The Hawaii-born performer moved to NYC in the ‘60s and went on to start the New York Restoration Project in 1995, a nonprofit that renovates and restores neglected NYC parks — and last night, it raised nearly $1 million to ensure green space for all New Yorkers.
The flower — which you can see in the Botanical Garden’s rose garden, and which will go on sale to the public in 2020, with proceeds going to the New York Restoration Project in perpetuity — is robust, sharp and stands out in a crowd… sound familiar?

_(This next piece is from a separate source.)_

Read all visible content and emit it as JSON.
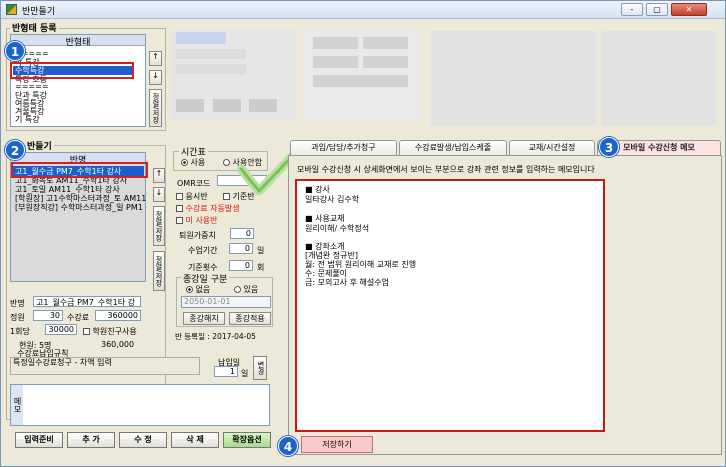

When she took the stage to address the honor of someone splicing two different roses together to create her own hybrid flower, Midler told the intimate group of donors and supporters she felt “thrilled and embarrassed all at the same time.” At least, until the mastermind behind the Divine Miss M Rose took the stage and revealed her flower was propagated by combining the John Paul II rose (the father flower) and the Sunny Sky rose (the mother flower).
“John Paul II?” Midler retched to the audience. “I quit.”
At the very least, she signed off on her floral mama: “She sounds like a pisser,” Midler said of Sunny Sky, wondering what led to the flower bed becoming a marriage bed: “Do they go on dates? Did they go for drinks?”
Midler, who clarified she “really [was] unbelievably honored” to get her own rose (“I knew Dolly had one,” she deadpanned to the crowd), lead the audience in a sing-along of rose-related standards before the dinner gala was over. Opening with a rewrite of Lynn Anderson’s 1970 hit “Rose Garden,” Midler segued into one of her signature songs, “The Rose,” before wrapping with “Everything’s Coming Up Roses,” which found Bette shimmying around the stage while the audience belted along to the Gypsy tune with gusto.
Prior to Midler’s crowd-pleasing sing-along, Candice Bergen (or “Candy,” which you can call her if you’re Midler) read a cheeky poem that shouted-out the various donors who support NYRP, and comedian Bonnie McFarlane riffed on the occasional hypocrisy of the socially-minded set with jokes about wondering how to help the planet while enjoying hour-long showers and earning the right to litter by avoiding plastic straws.
You can see Midler’s floral glory at the New York Botanical Garden and check out the New York Restoration Project to, in Midler’s words, “lift spirits, bring down crime and show communities they matter.”